A monthly post about what I've been reading, with aspirations but no real hope of reading down a very tall stack of books. Previous posts from this year:
Every year when I get to my final Book Stack post of the year, I contemplate whether I should continue with these posts into the new year or not. After all, the blog is dead as a format, right? But this is also the only way I track what I read (I've tried a reading journal in the past, and I'm just not that into it, and I don't really like Goodreads, not least because it's part of the Evil Empire, and I don't care to note the date on which I start a book or how long it took to read), but I've kept up with a monthly reads blog post for X years now, and I know from flipping back through the 2022 posts that I read 86 books last year. Which is neither here nor there, but it's a fun fact. So will I keep going in 2023? We'll see. In the meantime, here are December's reads, starting from the bottom of the stack.
Nonfiction
There's an unwritten rule in Maine that if you own a camp (which means a vacation house on a lake, no matter how humble or luxurious), you must have, somewhere on the shelves of that camp (and if it's rustic, the shelves will be horizontal 2x4s of the open wall bays) a copy of We Took to the Woods by Louise Dickinson Rich. In the book, Rich chronicled her experience of moving to an extremely remote spot of western Maine in the 1930s, where the only access to the Outside is by lake (boat in summer, over the ice in winter, and not at all during freeze-up and break-up). It's a funny and lighthearted book that makes even the most grueling physical labor involved in surviving, let alone keeping house and raising a family, under such circumstances sound like a lark. After reading Rich's biography in November, I ordered used copies of some of her other books (when the three arrived, each with a turquoise hard cover, devoid of dust jacket, E asked me if I'd bought "one of those sets" of books--you know, the old ones with matching covers that you can, apparently, order as decorative elements irrespective of their contents). One of these, Innocence Under the Elms, which I read in December, recount's Rich's childhood, growing up in Bridgeport, MA, where her parents ran the local newspaper. Nothing much of consequence happens in the book, but Rich's writing is so wonderful in its subtle humor and deep perception and her childhood so unusual--both compared to anything anyone alive has experienced (she was born in 1903) and compared to her contemporaries because of her family's occupation, social status, and politics--that it's a delightful, entertaining read.
Fiction
I pulled Stitches in Time by Barbara Michaels (which I just read three years ago and again three years before that) off the shelf in early December with the intention of giving it to a friend who I knew would love a book about a haunted quilt (because I mean, come on, who wouldn't?). But then I decided to read the first chapter, as practice for a book coaching lesson on first chapters. And then I kept reading. Since it takes place around the holidays (it may be the only holiday-themed Barbara Michaels book, but I'm not sure and I'm determined to find out), it was a perfect read for December. Because as Dickens taught us, Christmas time is prime ghost time.
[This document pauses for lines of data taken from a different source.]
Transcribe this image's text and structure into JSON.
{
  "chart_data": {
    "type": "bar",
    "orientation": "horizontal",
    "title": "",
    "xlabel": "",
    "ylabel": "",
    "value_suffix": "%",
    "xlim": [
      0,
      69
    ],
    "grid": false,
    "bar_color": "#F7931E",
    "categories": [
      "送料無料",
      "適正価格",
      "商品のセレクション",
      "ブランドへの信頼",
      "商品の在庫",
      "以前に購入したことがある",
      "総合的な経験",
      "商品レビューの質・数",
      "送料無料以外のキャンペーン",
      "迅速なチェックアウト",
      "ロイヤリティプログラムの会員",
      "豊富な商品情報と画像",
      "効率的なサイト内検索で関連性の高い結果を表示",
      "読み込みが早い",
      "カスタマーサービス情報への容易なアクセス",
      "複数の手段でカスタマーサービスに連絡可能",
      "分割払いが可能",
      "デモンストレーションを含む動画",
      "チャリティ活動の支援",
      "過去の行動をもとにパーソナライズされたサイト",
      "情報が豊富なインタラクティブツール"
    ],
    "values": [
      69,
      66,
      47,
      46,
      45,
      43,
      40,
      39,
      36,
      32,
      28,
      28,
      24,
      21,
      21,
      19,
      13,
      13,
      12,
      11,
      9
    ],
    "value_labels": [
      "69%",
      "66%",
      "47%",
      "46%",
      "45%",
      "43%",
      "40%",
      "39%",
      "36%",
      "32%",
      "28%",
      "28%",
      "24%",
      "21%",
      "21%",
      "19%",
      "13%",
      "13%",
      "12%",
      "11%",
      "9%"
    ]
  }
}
As I was reading Stitches, I remembered that Michaels had another vintage-clothing themed book, Shattered Silk, which I couldn't find on my shelves, so I ordered a copy of that. It takes place in the midst of a hot Washington summer, so wasn't as seasonal, and the source of trouble was human-caused, so no ghosts. But it turns out that some of the tangental characters in Stitches are the central characters in Silk, so it was fun to go back and read about where they'd come from (like an origin story prequel), although it wasn't as fun without the ghosts.
After reading those two books, I had to go back and reread (after ordering a copy--I can't believe I didn't already own this one) Ammie, Come Home, one of Michaels's first books. Ammie, like Stitches, is a delightfully creepy ghost story, although it's the house that's haunted and not a quilt. Two of the central characters of that story appear very tangentially in Silk and come back with a bigger role in Stitches. The three books are considered the Georgetown Trilogy, although they were probably not planned that way, having been published in 1968 (Ammie), 1986 (Silk), and 1996 (Stitches).
In December I also read "Santaland Diaries" by David Sedaris, which I always make time to do while sipping eggnog beside the Christmas tree.